Je porte aussi un regard critique sur la notion d’intérêt, et notamment d’intérêt national, tel qu’il est souvent entendu. Lié à la sécurité, il doit intégrer principes et valeurs. Je montre également que beaucoup d’analystes de politique étrangère ont, à tort, considéré États et nations dans une sorte de permanence plutôt que de se pencher sur les spécificités de chaque régime – là aussi, la relecture d’Aron est précieuse. Enfin, je démontre que traiter de politique étrangère sérieusement suppose d’y intégrer le droit international et les droits de l’Homme, alors qu’ils sont trop souvent sortis de l’analyse de sécurité. Pourtant, leur violation est le plus généralement indicatrice d’une menace à venir.
Sanctions : comment les rendre efficaces ?
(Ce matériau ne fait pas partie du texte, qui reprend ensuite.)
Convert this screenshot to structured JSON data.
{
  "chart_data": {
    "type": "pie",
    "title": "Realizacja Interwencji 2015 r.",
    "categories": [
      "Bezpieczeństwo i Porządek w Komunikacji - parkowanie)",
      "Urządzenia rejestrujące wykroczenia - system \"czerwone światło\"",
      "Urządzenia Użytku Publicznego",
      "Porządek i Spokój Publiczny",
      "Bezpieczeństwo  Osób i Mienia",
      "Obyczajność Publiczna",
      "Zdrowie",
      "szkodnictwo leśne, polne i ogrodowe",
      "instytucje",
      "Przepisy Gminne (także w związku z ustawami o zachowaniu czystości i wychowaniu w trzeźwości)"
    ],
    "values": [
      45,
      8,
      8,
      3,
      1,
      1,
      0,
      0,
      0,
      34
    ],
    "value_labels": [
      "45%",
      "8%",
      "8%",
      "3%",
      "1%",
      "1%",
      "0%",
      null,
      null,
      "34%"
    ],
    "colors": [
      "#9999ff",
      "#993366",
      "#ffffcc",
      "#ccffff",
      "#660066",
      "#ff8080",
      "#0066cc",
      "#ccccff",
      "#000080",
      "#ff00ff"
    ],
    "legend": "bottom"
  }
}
Les sanctions économiques n’ont pas mis fin à la guerre de la Russie en Ukraine. Il semble que la Russie ait mis en place une stratégie de contournement plutôt efficace : depuis 2022, les importations (notamment depuis l’Allemagne) de pays proches géographiquement de la Russie (Azerbaïdjan, Géorgie, Kazakhstan, Kirghizistan, Turquie) ont explosé, et leurs exportations en Russie aussi… Sans parler de l’accélération des échanges entre la Russie et la Chine. Que faudrait-il vraiment faire pour isoler économiquement la Russie ?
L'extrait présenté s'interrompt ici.